The first wave of 800,000 Pfizer doses will soon be supplemented by more waves of supply. A total of four million doses of the Pfizer vaccine are, according to UK health chiefs yesterday, due in the country by the end of this month – enough to vaccinate two million people.

Those two million vaccinations should almost halve the UK-wide risk of death. This is evident from the Office of National Statistics’ Covid-19 fatality data. As the data reveals, 42 per cent of coronavirus deaths in the UK have been among those aged 85 and over. There are about 1.65 million people in the UK of this age, or around 2 per cent of the population. The four million Pfizer doses due across the UK in the final weeks of 2020 will be enough to vaccinate them all. Assuming a 95 per cent effectiveness rate, that would cut the fatality risk of coronavirus by 40 per cent.

The next stage will be to vaccinate all those aged at least 75. There are 5.7 million Britons in this category (or 9 per cent of the population). Those aged 75 or over happen to account for 75 per cent of fatalities of Covid-19 so far. In other words, vaccinating everyone aged at least 75 could cut 71 per cent of the UK-wide risk, again assuming an efficacy of 95 per cent.

This level of vaccination will require 11.4 million doses of the Pfizer vaccine – or as little as 8.6 million doses of the Oxford University/AstraZeneca vaccine, if its experimental 1.5x dose is approved by regulators.
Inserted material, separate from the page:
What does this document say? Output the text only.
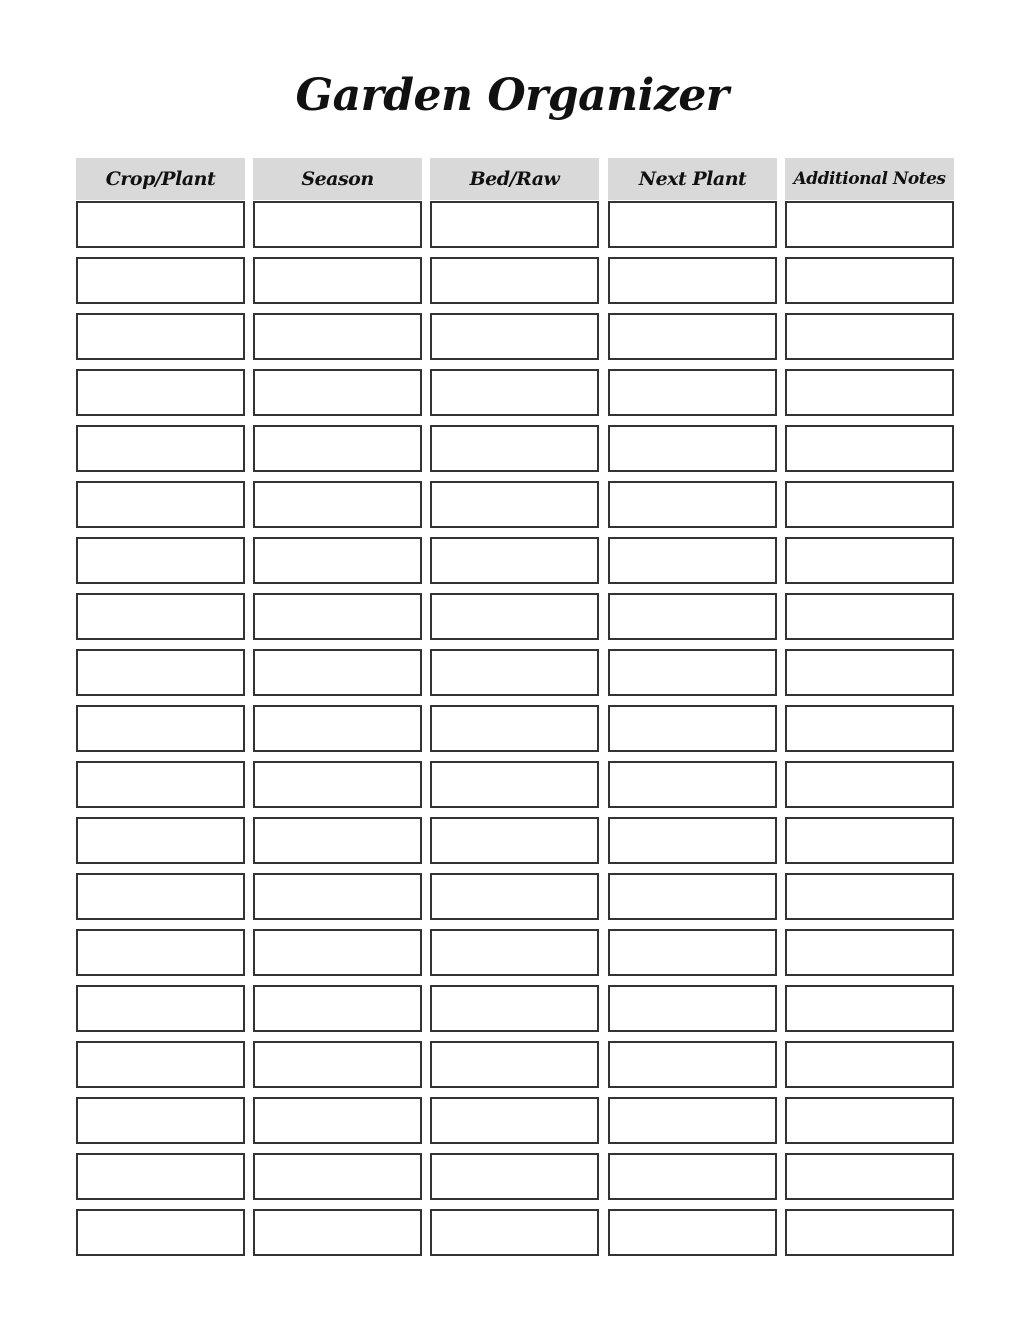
Garden Organizer
Crop/Plant	Season	Bed/Raw	Next Plant	Additional Notes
There are two further key stages to keep in mind. First, vaccinating everyone aged at least 65 will further reduce the UK’s Covid-19 fatality risk, potentially resulting in an 86 per cent reduction in risk, as this age group and above has accounted for 90 per cent of deaths. This will require just under 25 million doses of the Pfizer vaccine in total.

The UK has ordered 40 million doses of the vaccine, with the “bulk” of those expected to be available and administered in January and February. By that point, Covid-19’s fatality risk may have reached a level comparable to flu.

Finally, a further 25 million doses will take the cut in risk to 94 per cent, by vaccinating everyone aged at least 50, as well as those most at risk between 16 and 49 (accounting for 99 per cent of Covid-19 deaths so far) – this is the government’s plan.

The British have a vaccine prioritization philosophy and a plan. I don’t know if it’s the right philosophy, but at least it’s an ethos.

It’s important to distinguish between the short run when vaccine supplies are constrained and the long run when they aren’t. Although I’m not convinced that the only metric of interest is deaths, that is definitely the one that gets people’s attention. When vaccines are rare, we can get more bang for the buck by inoculating the most at risk. Later, if the vaccines prove to reduce infections, we can go for herd immunity.

The CDC, in contrast, seems confused about this long vs. short run distinction, allotting tens of millions of doses to Frontline Essential Workers early in honor of St. George Floyd when they will still be a drop in the bucket toward herd immunity.

Notice that the Brits have the strategy advocated 9 months ago by the libertarian right: shelter the vulnerable, and go for herd immunity, partly through infection of the less vulnerable plus, increasingly, vaccination of the less invulnerable. But now we have a way to get there.

Which would be a good idea, because of the problem of Fisherian Acceleration: when there are a large number of cases of a virus, the more chances there are for malign mutations, such as this new British one that is more infectious.